On 2019-04-03, Dominik 'Rathann' Mierzejewski <domi...@greysector.net> wrote:
> On Wednesday, 03 April 2019 at 21:30, Chris Murphy wrote:
>> On Wed, Apr 3, 2019 at 2:58 AM Dominik 'Rathann' Mierzejewski
>> <domi...@greysector.net> wrote:
>> >
>> > On Thursday, 28 March 2019 at 17:30, Ben Cotton wrote:
>> > > On Mon, Mar 25, 2019 at 4:12 PM Ben Cotton <bcot...@redhat.com> wrote:
>> > > >
>> > > > https://fedoraproject.org/wiki/Changes/Include_security_modules_in_efi_Grub2
>> > > >
>> > > This Change proposal is on hold.
>> >
>> > Too bad.

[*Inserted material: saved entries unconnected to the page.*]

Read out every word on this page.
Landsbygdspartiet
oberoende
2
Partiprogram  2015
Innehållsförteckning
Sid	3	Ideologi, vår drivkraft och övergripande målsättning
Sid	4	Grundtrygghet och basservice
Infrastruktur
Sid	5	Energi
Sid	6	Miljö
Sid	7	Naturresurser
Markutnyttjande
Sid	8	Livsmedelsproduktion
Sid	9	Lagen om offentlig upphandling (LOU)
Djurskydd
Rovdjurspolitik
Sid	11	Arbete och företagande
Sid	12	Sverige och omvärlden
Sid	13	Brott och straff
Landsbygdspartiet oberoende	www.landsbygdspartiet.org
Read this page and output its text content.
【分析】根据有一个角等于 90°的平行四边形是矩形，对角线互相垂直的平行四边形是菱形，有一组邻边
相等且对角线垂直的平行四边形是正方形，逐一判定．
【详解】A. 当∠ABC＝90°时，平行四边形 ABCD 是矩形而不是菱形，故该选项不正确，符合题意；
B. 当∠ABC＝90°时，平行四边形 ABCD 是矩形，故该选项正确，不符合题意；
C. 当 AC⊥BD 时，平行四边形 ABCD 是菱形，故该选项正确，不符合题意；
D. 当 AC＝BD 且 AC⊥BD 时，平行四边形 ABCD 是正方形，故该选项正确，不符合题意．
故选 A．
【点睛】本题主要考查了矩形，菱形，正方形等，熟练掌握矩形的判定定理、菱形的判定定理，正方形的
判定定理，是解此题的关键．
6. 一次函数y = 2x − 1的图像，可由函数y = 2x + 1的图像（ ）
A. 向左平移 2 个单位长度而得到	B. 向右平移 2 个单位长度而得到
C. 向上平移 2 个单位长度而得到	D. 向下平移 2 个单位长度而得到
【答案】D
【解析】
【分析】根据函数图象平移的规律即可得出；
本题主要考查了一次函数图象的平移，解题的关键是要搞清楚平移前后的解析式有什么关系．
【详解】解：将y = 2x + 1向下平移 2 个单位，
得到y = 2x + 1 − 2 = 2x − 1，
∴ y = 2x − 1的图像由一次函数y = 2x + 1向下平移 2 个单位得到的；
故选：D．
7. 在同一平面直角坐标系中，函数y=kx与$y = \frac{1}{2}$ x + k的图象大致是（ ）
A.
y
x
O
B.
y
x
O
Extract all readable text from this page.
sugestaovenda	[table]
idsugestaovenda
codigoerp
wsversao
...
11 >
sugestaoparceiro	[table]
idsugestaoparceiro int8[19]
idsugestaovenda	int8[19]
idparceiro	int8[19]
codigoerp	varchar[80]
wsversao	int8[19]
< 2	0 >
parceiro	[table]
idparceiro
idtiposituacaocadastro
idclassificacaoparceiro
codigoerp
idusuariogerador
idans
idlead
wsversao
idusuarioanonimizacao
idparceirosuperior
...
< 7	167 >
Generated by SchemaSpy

As a long-time SecureBoot user, I was looking forward to being
>> > able to have encrypted /boot on Fedora.
>> 
>> I'm not sure if this has anything to do with why it's on hold, but
>> GRUB does not support LUKS2. And there are no TPM bindings supported
>> in LUKS1, but are in LUKS2. In order to get to full disk encryption
>> out of the box by default with automatic unlock (measured boot to
>> obtain the cryptographic key from the TPM), needs LUKS2. So in effect
>> that means we either need GRUB to support LUKS2, or settle on an
>> unencrypted /boot.
>
> Well, why can't we have LUKS1-encrypted /boot and enter the encryption
> password by hand? That's still better than unencrypted /boot.
>
What's the point of encrypting /boot? All the executed bits from /boot
(grub, kernel, and initramdisk) are measured by TPM. Thus if somebody
tampers them, root file system decryption that uses TPM will fail.